O conhecimento dessa estrutura torna-se importante quando da necessidade do procedimento de intubação endotraqueal, que subentende a colocação translaringeana de uma cânula dentro da traquéia, por meio do nariz (intubação nasotraqueal) ou da cavidade oral (intubação orotraqueal), por um tempo determinado, com vistas a suprir as necessidades de manutenção da permeabilidade das vias aéreas, aspiração de secreções pulmonares, ventilação com pressão positiva e manutenção de oxigênio(4-6).

A cânula endotraqueal mais indicada para a realização do procedimento tem sido a de alto volume residual e baixa pressão, por causar menos complicações, desde que seu diâmetro seja adequado ao diâmetro da traquéia(7-8). O seu balonete acomoda um grande volume de ar insuflado antes de aumentar a sua pressão que, segundo vários autores(6-9), deve ficar entre 20 e 25 mmHg, pressão esta menor que a capilar traqueal (25 a 30 mmHg), de modo a impedir a aspiração pulmonar, permitir o fluxo sangüíneo capilar adequado à mucosa da mesma e minimizar outras complicações como dilatação da traquéia, inflamação da mucosa, ulceração dos anéis cartilaginosos, infecção e destruição da parede traqueal, dentre outras. Os autores consideram, ainda, a influência do tempo de intubação nas possíveis lesões da parede traqueal.

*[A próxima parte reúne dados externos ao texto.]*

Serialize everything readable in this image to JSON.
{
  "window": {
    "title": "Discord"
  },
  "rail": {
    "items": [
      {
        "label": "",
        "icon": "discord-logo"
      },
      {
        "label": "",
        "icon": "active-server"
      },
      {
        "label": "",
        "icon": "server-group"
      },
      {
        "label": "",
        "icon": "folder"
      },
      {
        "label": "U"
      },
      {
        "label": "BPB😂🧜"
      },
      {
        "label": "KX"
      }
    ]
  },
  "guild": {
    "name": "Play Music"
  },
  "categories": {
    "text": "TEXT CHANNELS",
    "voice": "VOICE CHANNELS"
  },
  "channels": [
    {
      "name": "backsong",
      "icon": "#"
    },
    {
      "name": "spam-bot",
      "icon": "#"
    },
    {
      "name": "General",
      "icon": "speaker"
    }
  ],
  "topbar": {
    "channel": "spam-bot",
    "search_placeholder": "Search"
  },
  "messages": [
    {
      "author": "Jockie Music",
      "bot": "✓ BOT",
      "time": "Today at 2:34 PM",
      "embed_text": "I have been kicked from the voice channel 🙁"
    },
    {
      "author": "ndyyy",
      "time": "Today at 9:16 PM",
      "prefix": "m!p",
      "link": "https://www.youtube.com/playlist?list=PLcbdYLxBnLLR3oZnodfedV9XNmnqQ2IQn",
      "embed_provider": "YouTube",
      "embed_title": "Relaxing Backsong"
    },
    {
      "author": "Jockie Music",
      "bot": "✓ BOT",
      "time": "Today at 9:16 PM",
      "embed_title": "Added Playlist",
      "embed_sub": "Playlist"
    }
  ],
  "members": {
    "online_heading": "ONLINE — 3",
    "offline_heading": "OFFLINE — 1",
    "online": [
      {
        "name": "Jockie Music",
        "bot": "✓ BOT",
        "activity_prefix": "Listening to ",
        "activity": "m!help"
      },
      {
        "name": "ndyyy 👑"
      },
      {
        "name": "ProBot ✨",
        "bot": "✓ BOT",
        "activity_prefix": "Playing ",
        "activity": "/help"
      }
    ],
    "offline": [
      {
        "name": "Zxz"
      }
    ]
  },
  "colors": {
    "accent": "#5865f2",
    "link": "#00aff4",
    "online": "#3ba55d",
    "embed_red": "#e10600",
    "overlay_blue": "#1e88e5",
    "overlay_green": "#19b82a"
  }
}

Nesse sentido, algumas pesquisas foram realizadas com vistas a estudar essa relação, isto é, o tempo de intubação, com as lesões ocasionadas pelo balonete das cânulas endotraqueais, tanto em humanos como em animais. Seus resultados, ainda que advindos de tempos de intubação e de condições clínicas variáveis, evidenciaram processo inflamatório difuso associado a extensas áreas de necrose em laringe e traquéia, extensas áreas de necrose na traquéia, abrangendo o epitélio e a lâmina própria(10-11), perda de cílios, presença de células inflamatórias, áreas sugestivas de metaplasia escamosa(12), erosão parcial e total da parede traqueal(13) presença de áreas hemorrágicas na submucosa, perda de cílios, perda de células caliciformes, erosão e inflamação(14) e áreas de erosão e necrose epitelial, processo inflamatório difuso associado a extensas áreas de necrose(15).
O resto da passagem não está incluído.